For people like Henry Kight, 59, of Austin, Tex., the possibility that the money might be turned down is a deeply personal issue.
Mr. Kight, who worked for more than three decades as an engineering technician, discovered in September that because of complex state rules, he was not eligible for unemployment insurance after losing a job at a major electronics manufacturer he had landed at the beginning of the year.
Unable to draw jobless benefits, he and his wife have taken on thousands of dollars in credit-card debt to help make ends meet.
It is precisely these kind of regulations, involving such matters as the length of a person’s work history or reason for leaving a job, that the federal government is trying to get the states to change. Such a move could extend benefits to an estimated half-million more people, according to the National Employment Law Project, a liberal group in New York that supports the changes.
Mr. Kight and other unemployed workers said they were incensed to learn they were living in one of a handful of states — many of them among the poorest in the nation — that might not provide the expanded benefits.
“It just seems unreasonable,” Mr. Kight said, “that when people probably need the help the most, that because of partisan activity, or partisan feelings, against the current new administration, that Perry is willing to sacrifice the lives of so many Texans that have been out of work in the last year.”
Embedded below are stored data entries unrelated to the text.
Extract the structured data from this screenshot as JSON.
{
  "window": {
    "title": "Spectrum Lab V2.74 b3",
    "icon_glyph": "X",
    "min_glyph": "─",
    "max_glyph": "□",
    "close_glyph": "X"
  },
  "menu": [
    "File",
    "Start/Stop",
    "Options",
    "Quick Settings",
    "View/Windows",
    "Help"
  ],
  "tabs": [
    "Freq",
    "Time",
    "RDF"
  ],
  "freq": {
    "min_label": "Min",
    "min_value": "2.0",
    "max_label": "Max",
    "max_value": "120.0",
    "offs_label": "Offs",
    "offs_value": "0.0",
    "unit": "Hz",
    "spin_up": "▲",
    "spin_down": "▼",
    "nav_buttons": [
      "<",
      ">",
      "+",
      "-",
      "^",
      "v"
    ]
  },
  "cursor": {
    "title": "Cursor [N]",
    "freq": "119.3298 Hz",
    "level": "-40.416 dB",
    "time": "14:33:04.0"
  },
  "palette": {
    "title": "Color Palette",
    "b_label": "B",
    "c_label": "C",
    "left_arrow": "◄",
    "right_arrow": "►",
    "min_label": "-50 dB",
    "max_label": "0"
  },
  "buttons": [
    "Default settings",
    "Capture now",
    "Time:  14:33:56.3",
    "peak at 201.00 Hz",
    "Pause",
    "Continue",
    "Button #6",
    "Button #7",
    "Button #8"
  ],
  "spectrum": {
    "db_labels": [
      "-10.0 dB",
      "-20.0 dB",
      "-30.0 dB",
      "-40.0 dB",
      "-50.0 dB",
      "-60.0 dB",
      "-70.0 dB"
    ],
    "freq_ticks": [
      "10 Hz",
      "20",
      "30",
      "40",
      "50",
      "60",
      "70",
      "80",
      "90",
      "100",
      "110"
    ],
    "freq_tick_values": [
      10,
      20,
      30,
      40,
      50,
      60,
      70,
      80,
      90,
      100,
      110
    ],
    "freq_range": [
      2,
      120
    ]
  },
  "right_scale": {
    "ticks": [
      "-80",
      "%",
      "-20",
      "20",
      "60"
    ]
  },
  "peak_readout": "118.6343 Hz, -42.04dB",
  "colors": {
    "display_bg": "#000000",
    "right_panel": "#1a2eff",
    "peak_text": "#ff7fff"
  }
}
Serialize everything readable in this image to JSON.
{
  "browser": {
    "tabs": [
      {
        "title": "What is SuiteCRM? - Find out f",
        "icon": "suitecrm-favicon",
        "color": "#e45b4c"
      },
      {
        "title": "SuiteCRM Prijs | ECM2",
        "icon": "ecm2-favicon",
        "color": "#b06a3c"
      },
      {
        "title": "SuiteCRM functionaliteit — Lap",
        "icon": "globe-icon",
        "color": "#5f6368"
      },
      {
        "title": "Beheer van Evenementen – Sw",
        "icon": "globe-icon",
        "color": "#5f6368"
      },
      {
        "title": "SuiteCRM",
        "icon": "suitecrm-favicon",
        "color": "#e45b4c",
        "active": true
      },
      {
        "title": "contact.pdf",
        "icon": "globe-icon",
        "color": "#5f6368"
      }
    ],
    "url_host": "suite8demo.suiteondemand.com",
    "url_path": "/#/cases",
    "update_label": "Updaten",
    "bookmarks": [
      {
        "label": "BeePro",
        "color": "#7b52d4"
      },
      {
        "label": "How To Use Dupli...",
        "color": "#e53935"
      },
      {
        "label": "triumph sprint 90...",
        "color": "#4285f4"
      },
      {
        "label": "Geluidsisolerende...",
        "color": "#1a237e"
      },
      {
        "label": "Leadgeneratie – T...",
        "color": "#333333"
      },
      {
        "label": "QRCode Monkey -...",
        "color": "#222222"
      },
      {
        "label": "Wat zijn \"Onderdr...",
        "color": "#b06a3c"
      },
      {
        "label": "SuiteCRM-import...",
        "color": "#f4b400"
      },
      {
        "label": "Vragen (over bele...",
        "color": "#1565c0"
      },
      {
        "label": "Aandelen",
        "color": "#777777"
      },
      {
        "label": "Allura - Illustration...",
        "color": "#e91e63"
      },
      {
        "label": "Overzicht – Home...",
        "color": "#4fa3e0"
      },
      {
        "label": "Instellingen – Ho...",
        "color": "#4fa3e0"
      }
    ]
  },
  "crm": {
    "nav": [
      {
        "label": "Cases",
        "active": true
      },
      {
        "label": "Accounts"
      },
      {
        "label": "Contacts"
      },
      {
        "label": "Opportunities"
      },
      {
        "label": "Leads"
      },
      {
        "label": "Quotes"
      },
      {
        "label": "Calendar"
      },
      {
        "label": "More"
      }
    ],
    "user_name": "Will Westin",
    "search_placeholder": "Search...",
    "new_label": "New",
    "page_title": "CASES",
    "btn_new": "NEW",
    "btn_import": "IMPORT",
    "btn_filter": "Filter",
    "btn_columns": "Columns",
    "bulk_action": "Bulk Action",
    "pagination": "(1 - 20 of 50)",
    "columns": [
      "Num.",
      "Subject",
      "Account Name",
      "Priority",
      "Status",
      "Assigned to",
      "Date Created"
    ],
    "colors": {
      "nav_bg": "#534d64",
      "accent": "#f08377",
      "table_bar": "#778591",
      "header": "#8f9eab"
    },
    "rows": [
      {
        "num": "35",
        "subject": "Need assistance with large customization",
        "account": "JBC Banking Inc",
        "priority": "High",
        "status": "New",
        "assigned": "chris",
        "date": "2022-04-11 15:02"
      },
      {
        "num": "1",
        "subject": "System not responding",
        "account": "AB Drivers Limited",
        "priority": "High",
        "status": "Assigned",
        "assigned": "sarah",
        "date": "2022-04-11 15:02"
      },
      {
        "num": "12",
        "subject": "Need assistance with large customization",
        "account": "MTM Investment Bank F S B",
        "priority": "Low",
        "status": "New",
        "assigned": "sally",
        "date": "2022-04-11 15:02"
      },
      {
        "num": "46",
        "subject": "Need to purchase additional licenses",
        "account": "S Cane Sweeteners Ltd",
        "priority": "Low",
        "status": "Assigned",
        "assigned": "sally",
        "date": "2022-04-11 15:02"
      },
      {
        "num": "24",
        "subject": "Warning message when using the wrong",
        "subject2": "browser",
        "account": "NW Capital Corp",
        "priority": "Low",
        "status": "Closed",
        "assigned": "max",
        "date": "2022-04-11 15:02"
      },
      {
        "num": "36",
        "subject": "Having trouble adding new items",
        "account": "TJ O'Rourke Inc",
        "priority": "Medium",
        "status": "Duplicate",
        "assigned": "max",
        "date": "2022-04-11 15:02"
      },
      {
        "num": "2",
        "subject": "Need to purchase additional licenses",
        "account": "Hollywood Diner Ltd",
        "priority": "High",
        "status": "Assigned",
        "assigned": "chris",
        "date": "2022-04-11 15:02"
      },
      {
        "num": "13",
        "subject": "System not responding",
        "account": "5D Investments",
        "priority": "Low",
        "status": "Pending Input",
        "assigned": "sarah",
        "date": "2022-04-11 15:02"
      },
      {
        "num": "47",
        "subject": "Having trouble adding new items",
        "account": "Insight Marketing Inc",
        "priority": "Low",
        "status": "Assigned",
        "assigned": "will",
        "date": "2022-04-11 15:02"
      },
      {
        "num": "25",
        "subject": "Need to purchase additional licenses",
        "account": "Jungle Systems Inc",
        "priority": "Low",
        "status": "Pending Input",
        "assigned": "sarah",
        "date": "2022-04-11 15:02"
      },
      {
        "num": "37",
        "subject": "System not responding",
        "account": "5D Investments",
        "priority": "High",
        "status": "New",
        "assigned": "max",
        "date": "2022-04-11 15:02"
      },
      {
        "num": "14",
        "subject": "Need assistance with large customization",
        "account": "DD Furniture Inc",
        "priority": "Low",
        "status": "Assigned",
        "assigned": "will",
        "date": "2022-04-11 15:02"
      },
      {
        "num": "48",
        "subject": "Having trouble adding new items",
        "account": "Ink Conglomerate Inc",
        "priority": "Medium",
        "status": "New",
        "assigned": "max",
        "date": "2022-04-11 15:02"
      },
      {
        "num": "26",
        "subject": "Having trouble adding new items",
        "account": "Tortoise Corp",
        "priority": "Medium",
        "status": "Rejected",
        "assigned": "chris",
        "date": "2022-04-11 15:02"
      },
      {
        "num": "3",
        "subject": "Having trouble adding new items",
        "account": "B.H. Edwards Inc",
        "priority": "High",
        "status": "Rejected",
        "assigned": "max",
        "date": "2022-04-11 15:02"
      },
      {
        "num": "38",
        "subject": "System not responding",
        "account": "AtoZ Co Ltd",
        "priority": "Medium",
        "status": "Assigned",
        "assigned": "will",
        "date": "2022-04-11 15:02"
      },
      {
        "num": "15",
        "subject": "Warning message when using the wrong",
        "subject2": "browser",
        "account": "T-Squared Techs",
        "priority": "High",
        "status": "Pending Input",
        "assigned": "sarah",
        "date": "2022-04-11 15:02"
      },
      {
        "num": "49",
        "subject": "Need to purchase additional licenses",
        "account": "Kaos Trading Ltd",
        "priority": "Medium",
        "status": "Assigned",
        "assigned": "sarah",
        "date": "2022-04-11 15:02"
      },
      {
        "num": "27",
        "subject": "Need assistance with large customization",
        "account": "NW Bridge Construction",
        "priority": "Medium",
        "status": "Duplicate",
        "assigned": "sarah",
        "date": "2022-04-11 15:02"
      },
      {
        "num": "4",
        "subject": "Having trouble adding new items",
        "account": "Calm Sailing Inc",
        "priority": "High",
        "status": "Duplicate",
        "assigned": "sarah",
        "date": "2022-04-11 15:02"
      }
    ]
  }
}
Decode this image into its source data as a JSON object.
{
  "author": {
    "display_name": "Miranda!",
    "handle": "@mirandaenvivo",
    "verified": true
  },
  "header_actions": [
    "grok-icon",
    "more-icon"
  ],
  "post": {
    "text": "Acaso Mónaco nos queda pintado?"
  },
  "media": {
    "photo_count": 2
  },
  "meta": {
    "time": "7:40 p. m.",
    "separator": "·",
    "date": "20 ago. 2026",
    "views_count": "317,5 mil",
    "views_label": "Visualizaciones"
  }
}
He was referring to Gov. Rick Perry of Texas, who has said he may decline the extra money rather than change state policy.
There is also confusion over what parts of the stimulus money are in danger. The governors have mostly said they do not object to the stimulus bill’s $25 per week increase in unemployment benefits, or a new federal extension of benefits.
As a result, many laid-off workers across the South have been fretting over precisely what they might lose out on, even as they express astonishment that they might not receive the help that jobless people in other states will get.
“I don’t understand the whole thing,” said Kelley Joyce, 43, of Myrtle Beach, S.C., about indications from Gov. Mark Sanford that he may reject some of the stimulus financing in that state. “Apparently because he has money and he doesn’t have to worry about everybody else who doesn’t have money.”
On Tuesday, Erica Greer, 32, and her mother, Candace Foss, 59, who lost her job as a data management specialist at Home Depot in late January, went to the State Capitol in downtown Atlanta from Kennesaw, Ga., a suburb where they live, to deliver a message to Gov. Sonny Perdue not to reject any of the stimulus money.
Mr. Perdue has said he fears the long-term consequences of accepting the money.
Ms. Foss got a severance package from Home Depot, so she has not yet applied for unemployment benefits. It appears she would be eligible for benefits, but she and her daughter said they wanted to stand up for unemployed Georgians and fight for their benefits. They wound up speaking to an aide to the governor for about 10 minutes and submitted a letter to Mr. Perdue.
“I don’t think he truly understands the plight of his citizens,” Ms. Foss said. “He’s surrounded by people with good jobs, who make good salaries. He’s not surrounded by people like me.”
I'd say Ms. Foss is probably right about that.